La cité-État de Singapour occupe depuis plusieurs années le haut du classement des pays les moins corrompus au monde. Cette réussite repose sur des lois impartiales et un organisme indépendant anti-corruption.


Singapour est le troisième pays le moins corrompu au monde, selon le rapport annuel sur l’Indice de la perception de la corruption de l’ONG Transparency International. Avec un score de 84, il compte parmi les 7 pays du monde au-dessus de 80, avec la Suisse (80), la Suède (80), la Norvège (81), la Nouvelle-Zélande (81), la Finlande (88) et le Danemark (89).
L’indice de perception de la corruption 2025 (IPC) de l’ONG Transparency International, mesure les niveaux de corruption perçus par le secteur public dans 182 pays et territoires. 13 sources de données indépendantes sont analysées sur une échelle de 0 (fortement corrompu) à 100 (très peu corrompu).
Depuis plusieurs années, Singapour fait office de premier de la classe. En 2020, dans le même rapport de l’ONG Transparency International, la cité-État était à la 4e place des pays les moins corrompus, avec un score de 85.
Dorénavant, Singapour occupe la première place des pays les moins corrompus d’Asie-Pacifique depuis deux années consécutives. Avant cela, la cité-État n’était pas arrivée à un score aussi haut depuis 2010.

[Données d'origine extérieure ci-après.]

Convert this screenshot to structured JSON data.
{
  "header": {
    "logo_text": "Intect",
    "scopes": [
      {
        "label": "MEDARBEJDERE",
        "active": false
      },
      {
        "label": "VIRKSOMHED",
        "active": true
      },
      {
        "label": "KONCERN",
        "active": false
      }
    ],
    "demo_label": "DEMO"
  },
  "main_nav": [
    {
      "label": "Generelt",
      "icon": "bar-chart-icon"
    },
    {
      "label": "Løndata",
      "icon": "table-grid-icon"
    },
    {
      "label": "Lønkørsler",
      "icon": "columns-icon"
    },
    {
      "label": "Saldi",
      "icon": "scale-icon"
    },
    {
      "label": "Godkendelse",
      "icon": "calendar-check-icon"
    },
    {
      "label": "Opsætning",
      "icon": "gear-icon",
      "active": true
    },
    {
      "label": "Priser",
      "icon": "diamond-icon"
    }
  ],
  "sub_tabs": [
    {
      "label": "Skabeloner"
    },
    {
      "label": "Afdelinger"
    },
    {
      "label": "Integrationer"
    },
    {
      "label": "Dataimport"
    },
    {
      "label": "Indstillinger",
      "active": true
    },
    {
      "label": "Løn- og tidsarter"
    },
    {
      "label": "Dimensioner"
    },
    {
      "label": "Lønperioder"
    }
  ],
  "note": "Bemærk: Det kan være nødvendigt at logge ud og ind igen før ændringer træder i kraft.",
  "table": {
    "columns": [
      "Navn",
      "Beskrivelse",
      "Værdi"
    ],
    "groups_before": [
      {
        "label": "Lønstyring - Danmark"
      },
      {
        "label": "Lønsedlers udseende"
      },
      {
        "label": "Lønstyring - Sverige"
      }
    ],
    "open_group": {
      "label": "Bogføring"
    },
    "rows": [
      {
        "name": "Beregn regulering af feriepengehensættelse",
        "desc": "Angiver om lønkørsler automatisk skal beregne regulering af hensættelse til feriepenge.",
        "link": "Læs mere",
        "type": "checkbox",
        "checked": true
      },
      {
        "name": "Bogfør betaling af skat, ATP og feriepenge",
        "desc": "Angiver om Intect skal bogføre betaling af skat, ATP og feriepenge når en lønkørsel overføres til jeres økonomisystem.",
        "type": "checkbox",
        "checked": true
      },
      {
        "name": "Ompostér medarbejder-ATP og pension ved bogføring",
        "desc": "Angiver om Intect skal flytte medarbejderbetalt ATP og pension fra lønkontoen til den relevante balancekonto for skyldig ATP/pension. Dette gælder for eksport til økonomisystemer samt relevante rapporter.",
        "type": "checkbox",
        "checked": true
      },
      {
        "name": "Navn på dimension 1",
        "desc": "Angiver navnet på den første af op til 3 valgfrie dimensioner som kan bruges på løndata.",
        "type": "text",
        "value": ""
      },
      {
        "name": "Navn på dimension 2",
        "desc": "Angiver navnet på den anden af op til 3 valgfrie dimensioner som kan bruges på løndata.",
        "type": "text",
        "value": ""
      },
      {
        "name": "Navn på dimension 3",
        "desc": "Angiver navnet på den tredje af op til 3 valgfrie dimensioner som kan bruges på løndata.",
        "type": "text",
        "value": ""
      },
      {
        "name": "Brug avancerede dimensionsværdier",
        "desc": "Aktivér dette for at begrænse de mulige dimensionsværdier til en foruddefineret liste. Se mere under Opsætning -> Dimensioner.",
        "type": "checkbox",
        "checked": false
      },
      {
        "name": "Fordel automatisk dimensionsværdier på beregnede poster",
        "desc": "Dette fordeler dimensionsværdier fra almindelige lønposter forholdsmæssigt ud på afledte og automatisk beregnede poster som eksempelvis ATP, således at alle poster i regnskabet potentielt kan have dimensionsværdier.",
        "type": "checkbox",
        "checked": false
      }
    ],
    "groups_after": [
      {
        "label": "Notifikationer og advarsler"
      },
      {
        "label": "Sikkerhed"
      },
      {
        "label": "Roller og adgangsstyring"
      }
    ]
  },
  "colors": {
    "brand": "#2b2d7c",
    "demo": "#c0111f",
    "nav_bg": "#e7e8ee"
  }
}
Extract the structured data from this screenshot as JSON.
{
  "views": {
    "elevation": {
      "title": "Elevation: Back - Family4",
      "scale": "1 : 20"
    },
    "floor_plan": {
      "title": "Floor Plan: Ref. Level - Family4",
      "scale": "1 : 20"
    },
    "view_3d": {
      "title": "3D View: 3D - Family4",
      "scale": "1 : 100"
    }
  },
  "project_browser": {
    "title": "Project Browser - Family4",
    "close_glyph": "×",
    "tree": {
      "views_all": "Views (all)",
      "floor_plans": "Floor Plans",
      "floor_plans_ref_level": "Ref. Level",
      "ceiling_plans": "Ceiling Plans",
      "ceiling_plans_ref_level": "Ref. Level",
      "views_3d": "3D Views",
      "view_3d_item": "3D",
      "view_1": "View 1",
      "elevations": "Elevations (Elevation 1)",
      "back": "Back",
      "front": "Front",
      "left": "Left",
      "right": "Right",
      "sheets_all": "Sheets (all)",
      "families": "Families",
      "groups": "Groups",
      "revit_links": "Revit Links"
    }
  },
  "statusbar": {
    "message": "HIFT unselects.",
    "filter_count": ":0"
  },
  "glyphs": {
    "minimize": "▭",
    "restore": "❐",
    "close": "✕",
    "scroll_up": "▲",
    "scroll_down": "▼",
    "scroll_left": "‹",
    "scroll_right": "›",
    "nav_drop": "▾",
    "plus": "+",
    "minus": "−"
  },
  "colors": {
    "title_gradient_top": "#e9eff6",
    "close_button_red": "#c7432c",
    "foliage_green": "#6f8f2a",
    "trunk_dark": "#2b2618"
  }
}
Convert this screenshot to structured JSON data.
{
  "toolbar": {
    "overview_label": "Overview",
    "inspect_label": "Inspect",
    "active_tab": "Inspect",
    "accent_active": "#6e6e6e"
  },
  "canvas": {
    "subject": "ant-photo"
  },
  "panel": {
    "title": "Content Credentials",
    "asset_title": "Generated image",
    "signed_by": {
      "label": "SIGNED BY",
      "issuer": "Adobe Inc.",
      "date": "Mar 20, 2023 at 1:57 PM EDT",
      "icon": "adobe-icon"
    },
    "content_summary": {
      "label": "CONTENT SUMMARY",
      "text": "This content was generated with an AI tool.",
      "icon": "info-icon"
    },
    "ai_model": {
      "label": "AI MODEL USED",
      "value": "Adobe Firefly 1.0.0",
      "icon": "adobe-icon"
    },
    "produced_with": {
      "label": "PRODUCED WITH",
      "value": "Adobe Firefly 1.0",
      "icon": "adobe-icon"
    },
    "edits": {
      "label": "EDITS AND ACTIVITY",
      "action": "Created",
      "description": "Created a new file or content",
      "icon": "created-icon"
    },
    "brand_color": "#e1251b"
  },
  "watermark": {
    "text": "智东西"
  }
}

La politique efficace contre la corruption à Singapour
La cité-État aux plus de 5 millions d’habitants a promulgué une loi sur la prévention de la corruption (PCA) le 17 juin 1960. Cette loi, établie par le Premier ministre fondateur de Singapour, M. Lee Kuan Yew, vise à garantir que le pays soit exempt de corruption en promouvant la transparence. C’est un cadre juridique pour prévenir et lutter contre la corruption, adressé aux personnes physiques et morales. Cette loi permet aussi de poursuivre des citoyens singapouriens qui commettraient des actes de corruption à l’étranger. Une autre loi, la CDSA, permet à l’État de confisquer les avantages d’activités illicites et criminelles liées à la corruption.
Indice de perception de la corruption, un bilan alarmant en 2025
Singapour a également institué un bureau d’enquête pour lutter contre la corruption. Le CPIB est rattaché au cabinet du Premier ministre, ce qui lui permet de fonctionner de manière indépendante. Le CPIB agit rapidement de manière impartiale, ce qui lui a construit par la suite une réputation redoutable et fiable.
La position de Singapour parmi les pays moins corrompus au monde repose sur une politique sans tolérance qui a peu d’égales à travers le monde.